O economista Juan Ferrés, responsável pelo levantamento divulgado pela Consultoria Teros, explica o movimento que tem ocorrido nos últimos meses.

“O mercado está sendo equilibrado por oferta e demanda, já que a retomada da economia está puxando a demanda por carros alugados”, diz.

“Do lado da oferta, algumas das principais locadoras do país (Localiza e Unidas) aproveitaram os preços altos dos seminovos para acelerar suas vendas, reduzindo a frota disponível.”

Ele cita ainda que, como há restrição na compra de carros novos por conta da crise de chips, a empresas menores não conseguem ofertar condições muito melhores aos consumidores.

Reajustes com apps

Um problema não tão recente, mas igualmente duro para a categoria no dia-a-dia é a relação com as empresas que disponibilizam o serviço.

“A Uber não reajusta as tarifas desde 2015, e a 99, que afirmou que iria isentar os motoristas de taxas neste período, aumentou os descontos para os passageiros.

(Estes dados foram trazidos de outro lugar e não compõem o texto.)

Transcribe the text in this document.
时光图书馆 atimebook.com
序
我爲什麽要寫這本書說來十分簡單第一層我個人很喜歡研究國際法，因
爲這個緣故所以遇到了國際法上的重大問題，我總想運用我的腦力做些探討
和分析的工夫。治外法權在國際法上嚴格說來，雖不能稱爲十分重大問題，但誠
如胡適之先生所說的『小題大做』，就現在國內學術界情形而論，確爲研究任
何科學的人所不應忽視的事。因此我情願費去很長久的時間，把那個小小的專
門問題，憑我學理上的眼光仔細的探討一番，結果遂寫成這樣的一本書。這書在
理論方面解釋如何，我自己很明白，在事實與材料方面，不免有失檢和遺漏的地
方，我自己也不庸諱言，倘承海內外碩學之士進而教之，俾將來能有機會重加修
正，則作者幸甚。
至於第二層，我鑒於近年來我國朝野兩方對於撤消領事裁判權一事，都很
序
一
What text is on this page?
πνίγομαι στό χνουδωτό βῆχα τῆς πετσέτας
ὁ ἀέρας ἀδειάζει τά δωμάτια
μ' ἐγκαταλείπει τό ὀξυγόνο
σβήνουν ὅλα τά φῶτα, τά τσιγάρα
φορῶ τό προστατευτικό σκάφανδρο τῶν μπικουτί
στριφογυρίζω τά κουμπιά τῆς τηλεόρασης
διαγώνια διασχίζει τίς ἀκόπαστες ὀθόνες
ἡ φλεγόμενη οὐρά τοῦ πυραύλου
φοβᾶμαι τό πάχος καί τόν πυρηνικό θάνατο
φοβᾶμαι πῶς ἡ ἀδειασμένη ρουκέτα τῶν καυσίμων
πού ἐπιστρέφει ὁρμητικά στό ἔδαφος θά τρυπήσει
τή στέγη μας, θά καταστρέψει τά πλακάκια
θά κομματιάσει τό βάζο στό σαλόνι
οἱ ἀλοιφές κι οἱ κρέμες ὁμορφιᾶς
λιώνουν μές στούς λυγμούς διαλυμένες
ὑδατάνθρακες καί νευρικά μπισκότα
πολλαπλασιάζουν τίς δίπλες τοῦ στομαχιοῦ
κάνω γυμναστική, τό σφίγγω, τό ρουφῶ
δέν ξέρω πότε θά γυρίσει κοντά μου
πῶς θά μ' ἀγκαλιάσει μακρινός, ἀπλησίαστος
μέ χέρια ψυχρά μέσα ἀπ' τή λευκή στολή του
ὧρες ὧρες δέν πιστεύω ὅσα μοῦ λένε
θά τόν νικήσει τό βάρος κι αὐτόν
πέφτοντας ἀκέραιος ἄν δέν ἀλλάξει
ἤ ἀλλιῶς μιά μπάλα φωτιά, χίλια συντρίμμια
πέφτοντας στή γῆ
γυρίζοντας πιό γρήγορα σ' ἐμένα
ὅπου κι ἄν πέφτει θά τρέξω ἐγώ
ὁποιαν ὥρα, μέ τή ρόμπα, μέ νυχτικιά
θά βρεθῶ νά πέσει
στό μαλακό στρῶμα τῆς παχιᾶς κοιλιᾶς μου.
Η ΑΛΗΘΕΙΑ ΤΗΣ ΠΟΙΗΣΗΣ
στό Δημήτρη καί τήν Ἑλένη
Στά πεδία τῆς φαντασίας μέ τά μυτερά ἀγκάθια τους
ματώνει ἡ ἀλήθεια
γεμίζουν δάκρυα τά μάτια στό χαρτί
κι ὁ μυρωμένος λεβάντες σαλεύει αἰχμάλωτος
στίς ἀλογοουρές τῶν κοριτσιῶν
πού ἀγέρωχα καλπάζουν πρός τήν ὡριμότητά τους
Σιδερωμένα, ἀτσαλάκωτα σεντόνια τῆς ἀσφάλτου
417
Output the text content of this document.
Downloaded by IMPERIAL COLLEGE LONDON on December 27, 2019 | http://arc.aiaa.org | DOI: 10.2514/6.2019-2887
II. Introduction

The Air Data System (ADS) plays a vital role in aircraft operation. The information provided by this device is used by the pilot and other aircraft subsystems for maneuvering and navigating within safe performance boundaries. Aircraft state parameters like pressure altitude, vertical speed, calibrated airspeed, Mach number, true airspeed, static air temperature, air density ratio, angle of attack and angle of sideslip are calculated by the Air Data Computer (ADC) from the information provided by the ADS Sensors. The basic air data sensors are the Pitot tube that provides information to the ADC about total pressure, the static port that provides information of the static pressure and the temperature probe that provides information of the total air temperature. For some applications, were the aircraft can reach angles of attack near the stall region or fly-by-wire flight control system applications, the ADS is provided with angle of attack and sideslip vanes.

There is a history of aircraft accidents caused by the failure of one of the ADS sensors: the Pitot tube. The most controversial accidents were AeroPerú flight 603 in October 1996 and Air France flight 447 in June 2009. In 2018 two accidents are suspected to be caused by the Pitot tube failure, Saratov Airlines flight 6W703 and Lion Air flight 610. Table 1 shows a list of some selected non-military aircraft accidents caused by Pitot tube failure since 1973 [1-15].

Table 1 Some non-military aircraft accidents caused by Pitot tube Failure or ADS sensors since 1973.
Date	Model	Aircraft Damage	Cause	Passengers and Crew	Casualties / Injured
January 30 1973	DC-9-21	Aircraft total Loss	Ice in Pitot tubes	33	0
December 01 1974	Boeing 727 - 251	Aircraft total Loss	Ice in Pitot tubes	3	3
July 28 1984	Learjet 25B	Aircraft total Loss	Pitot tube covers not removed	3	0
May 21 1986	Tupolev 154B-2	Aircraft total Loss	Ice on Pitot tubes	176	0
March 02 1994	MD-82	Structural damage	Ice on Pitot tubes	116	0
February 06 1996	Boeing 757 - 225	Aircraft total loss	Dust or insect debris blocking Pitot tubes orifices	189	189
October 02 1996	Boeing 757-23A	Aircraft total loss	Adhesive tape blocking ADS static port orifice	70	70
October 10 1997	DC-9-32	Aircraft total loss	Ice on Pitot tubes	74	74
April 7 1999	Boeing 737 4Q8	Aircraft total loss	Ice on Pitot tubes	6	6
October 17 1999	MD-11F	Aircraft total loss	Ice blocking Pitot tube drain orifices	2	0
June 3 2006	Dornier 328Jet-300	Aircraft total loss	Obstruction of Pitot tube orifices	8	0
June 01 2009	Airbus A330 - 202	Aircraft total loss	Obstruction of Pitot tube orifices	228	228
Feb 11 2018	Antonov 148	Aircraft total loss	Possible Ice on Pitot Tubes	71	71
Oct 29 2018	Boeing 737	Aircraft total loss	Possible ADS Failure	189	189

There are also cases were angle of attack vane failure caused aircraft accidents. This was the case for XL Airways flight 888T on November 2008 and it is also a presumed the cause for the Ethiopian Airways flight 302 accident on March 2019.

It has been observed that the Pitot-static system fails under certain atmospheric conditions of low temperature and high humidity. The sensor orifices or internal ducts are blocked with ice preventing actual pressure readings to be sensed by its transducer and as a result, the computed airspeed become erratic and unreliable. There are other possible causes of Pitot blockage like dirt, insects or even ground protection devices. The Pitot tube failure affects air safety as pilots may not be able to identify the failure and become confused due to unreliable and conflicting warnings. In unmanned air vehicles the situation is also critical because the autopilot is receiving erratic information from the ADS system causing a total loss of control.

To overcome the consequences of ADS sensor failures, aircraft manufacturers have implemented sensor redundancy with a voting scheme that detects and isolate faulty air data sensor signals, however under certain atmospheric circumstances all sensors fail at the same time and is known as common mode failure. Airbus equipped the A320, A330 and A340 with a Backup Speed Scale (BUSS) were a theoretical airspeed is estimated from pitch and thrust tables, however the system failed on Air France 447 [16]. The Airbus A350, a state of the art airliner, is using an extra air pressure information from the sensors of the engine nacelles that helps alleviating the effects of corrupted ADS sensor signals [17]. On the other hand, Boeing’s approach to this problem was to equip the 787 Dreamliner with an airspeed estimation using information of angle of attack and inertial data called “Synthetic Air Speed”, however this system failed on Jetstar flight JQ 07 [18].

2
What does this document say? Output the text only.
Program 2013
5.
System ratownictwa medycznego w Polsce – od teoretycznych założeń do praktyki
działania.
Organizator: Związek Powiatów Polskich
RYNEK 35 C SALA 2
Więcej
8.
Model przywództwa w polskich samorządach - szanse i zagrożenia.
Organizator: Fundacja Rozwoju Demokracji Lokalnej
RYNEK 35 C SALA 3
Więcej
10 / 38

No final das contas, o repasse fica igual”, afirma Eduardo Lima.

“Nós tentamos manter um diálogo e estamos sempre enviando uma série de dados, informações para as empresas. O que pleiteamos é que haja, pelo menos, um reajuste seguindo a inflação.”

Outro lado

Em nota, a 99 afirma que “não registrou alteração no número de motoristas cadastrados, mas sim, aumento de demanda pelo serviço, impulsionado pela reabertura das cidades e a adoção dos carros por aplicativo pela Classe C”.

Diz ainda “que sempre esteve e continua aberta ao diálogo para reduzir o impacto gerado neste momento em que há uma conjuntura econômica que vem pressionando o valor dos combustíveis.”

Entre outras iniciativas, a companhia declara que já deu mais de R$ 3 milhões em descontos de combustível para os motoristas; está zerando a taxa de intermediação em dias ou horários específicos; e revisando a política de cancelamentos que bloqueia o motorista parceiro por infrações às regras da plataforma.

A Uber também alega que a demanda pelo serviço aumentou e que “opera em um sistema de intermediação de viagens dinâmico, por isso busca sempre considerar, de um lado, as necessidades dos motoristas parceiros e, de outro, a realidade dos consumidores que usam a plataforma”.

Para mitigar as dificuldades dos motoristas, a empresa defende que lançou em 2021 diversas iniciativas, como o cashback para abastecimento de veículos e promoções para ampliar ganhos em viagens curtas.

Já a Localiza diz que os preços praticados “levam em conta disponibilidade de carros na frota, demandas sazonais, períodos e locais específicos da retirada e entrega do veículo, além de uma série de outros fatores como modelo do carro, local e horário do aluguel”.

Afirma ainda ter criado um serviço chamado Zarp, que “conta com um aplicativo exclusivo que permite ao cliente gerenciar manutenções, revisões, troca de carros, além de facilitar a gestão financeira de corridas, contas a pagar e multas”.

Unidas e Movida não responderam até o fechamento da reportagem.